様々なことに興味をもって、知識への栞をつける

実現困難と思われるような高い壁を何度も乗り越えてきた中川の話からは、つねにピンチを救ってくれた「何か」が見えてきます。それは、仲間の存在や中川自身の発想かもしれません。

「築地の場内に行って、大きな魚をまるごと一匹ドンと買ったり。旅行に行ったり、車関係にも興味があります」

「これまでの経験から言えることは、様々なことに興味をもって、知識への栞をつけることだと思います。業務に関連する分野はもちろん、一見、仕事とは関係のない幅広い分野においても、原理や原則まで軽く一歩踏み込んで理解し、そして、それらの知識への栞をつけることが重要ではないかと──。その栞があれば、必要なときに、その知識を引き出すことができると思います。数多くの知識への栞と、強い思いがあれば、セレンディピティ(予想外の発見、偶然の幸運など)の確率が上がると思うんです。

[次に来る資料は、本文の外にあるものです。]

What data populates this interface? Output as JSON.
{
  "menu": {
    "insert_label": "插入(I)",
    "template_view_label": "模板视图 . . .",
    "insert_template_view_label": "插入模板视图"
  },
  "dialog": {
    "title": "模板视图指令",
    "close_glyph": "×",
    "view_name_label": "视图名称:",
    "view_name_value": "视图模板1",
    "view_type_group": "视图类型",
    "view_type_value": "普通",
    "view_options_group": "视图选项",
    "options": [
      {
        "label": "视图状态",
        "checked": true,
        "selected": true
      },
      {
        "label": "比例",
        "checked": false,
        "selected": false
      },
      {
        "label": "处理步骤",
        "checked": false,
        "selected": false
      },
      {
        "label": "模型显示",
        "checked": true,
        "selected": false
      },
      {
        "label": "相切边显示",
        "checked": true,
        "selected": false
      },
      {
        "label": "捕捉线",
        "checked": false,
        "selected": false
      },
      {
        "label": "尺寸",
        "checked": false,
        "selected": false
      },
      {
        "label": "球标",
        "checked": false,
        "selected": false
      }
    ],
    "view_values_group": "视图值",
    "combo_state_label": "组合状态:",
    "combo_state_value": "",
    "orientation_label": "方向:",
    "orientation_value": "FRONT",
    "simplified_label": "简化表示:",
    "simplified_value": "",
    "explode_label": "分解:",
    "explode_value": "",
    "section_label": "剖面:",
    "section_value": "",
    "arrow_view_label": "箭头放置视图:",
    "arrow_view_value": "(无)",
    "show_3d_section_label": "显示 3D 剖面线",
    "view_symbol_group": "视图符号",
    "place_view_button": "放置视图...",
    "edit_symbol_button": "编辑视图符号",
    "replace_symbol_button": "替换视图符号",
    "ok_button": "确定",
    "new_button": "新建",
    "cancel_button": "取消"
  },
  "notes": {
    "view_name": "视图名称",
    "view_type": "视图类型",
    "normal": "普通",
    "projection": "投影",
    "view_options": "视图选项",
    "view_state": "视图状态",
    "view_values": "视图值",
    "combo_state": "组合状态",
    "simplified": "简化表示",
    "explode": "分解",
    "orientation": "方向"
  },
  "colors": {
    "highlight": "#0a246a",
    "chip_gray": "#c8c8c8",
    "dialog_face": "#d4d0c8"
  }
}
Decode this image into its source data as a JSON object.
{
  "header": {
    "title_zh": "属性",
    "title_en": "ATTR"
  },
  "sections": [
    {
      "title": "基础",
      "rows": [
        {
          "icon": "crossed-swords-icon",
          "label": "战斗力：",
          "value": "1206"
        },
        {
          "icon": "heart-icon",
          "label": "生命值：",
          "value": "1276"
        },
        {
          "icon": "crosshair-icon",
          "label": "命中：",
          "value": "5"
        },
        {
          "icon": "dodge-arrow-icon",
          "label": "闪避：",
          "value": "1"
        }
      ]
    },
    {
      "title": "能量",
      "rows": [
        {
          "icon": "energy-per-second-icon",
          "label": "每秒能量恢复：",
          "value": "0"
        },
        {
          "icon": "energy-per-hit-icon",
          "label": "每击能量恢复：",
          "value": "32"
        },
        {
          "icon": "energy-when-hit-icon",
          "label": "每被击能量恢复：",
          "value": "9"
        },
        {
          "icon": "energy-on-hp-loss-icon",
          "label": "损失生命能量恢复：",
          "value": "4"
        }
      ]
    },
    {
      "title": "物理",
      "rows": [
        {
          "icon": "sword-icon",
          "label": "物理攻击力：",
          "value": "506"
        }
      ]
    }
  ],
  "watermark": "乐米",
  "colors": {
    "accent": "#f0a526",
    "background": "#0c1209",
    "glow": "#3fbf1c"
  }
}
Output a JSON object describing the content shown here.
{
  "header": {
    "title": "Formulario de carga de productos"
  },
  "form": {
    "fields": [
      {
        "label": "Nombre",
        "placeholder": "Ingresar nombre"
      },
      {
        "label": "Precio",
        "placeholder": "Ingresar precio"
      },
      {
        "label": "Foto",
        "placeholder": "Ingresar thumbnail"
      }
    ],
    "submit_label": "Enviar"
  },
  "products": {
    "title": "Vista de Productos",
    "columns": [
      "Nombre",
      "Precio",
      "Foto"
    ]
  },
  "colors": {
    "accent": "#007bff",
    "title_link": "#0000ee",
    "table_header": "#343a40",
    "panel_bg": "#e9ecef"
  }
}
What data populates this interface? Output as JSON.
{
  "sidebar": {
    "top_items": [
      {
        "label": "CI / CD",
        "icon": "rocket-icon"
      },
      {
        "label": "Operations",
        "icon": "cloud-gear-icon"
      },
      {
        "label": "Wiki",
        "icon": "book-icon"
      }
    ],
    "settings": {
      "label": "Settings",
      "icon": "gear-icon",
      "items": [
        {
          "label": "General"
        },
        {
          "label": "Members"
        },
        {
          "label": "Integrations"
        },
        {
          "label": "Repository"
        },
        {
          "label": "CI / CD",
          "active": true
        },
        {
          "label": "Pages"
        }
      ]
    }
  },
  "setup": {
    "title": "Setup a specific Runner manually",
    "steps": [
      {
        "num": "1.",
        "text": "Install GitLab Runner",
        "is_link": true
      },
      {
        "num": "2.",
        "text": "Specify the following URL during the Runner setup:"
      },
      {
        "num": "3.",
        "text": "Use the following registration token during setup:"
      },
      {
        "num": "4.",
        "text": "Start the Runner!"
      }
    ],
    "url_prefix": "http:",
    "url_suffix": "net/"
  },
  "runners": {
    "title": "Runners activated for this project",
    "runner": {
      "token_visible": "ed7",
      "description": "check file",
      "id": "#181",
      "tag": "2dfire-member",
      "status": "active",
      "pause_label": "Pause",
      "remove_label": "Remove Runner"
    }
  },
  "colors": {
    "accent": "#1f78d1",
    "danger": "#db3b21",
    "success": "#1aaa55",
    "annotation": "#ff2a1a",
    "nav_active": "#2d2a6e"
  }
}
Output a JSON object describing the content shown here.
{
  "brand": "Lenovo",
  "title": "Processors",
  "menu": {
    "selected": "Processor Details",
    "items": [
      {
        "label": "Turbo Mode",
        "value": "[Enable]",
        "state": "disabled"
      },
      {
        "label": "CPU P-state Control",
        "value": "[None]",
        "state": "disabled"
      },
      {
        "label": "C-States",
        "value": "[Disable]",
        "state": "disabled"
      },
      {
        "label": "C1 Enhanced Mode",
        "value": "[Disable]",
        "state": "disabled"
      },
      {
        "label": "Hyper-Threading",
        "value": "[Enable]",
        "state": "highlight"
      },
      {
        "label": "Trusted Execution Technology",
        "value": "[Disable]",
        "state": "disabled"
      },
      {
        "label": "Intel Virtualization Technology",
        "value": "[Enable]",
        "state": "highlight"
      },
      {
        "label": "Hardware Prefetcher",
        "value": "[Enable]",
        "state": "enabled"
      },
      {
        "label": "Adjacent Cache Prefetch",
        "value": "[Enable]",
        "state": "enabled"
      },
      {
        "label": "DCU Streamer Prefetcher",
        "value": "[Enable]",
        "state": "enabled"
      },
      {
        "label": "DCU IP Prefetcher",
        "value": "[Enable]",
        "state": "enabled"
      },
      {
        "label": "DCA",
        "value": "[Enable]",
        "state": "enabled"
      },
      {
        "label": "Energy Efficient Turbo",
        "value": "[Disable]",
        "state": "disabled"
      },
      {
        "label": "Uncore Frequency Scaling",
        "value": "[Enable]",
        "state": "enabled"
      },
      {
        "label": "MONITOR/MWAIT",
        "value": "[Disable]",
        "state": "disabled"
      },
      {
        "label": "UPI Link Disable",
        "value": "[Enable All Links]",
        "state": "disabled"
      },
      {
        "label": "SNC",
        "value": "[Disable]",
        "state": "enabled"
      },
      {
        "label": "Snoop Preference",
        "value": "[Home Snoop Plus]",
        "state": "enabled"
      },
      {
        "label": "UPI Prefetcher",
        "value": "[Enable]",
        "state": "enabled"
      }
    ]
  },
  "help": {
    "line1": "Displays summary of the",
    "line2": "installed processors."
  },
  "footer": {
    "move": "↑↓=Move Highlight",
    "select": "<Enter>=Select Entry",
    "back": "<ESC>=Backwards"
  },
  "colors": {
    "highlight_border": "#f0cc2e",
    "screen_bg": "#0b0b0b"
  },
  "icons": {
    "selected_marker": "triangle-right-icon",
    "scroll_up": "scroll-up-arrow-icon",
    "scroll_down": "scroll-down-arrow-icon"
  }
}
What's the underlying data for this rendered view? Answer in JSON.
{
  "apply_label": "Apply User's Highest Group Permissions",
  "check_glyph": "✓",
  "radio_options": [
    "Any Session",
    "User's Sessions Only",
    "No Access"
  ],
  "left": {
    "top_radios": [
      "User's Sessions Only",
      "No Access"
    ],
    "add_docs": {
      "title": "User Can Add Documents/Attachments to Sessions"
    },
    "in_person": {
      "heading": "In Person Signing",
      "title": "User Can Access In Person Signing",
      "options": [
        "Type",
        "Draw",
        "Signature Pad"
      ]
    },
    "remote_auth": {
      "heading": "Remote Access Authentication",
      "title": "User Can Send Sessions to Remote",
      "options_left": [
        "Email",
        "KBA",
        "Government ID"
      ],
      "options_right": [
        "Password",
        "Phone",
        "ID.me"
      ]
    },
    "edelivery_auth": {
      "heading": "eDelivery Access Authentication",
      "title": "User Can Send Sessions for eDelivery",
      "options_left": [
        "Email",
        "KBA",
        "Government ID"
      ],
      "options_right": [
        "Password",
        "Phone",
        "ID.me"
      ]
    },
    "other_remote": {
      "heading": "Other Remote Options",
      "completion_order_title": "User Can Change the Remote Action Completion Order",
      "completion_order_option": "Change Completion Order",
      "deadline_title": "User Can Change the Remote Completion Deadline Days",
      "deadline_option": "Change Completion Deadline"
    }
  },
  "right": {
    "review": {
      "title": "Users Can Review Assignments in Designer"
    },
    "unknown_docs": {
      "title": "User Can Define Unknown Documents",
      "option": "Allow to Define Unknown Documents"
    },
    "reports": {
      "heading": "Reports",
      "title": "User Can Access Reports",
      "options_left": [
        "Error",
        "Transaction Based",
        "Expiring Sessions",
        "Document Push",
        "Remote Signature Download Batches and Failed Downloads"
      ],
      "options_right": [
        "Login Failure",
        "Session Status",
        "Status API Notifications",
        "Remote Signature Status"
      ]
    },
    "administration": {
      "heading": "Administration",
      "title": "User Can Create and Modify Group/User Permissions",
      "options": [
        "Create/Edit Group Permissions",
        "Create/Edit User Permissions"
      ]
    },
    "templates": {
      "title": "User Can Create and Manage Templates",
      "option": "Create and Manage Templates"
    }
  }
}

H.264/AVC実用化のために、主観品質が高いとはどのようなことか考え続けながら、それを実現するためのアルゴリズムの試行錯誤をひたすら繰り返していました。そうしているうちに、最初は全くダメだった画質を改善する糸口が徐々に見え始め、ある時一気に視界が開けたように、高画質化を実現する原理・原則を思いつきました。

おそらく神様は、何かの課題を解決するヒントを、万人に等しい確率で与えてくれると思うのですが、そのチャンスに気づいて解決策を導くかどうかは、幅広い知識への栞の量と、その課題をどれだけ深く考えているかの思いの深さに強く依存すると思います。」

富士通研究所
准フェロー
中川章
1989年東大工学部電子工学科、1991年同大学院修士課程を修了。
同年富士通研究所に入社。以来、動画像符号化技術の基礎研究、国際標準化、LSI・装置開発に従事。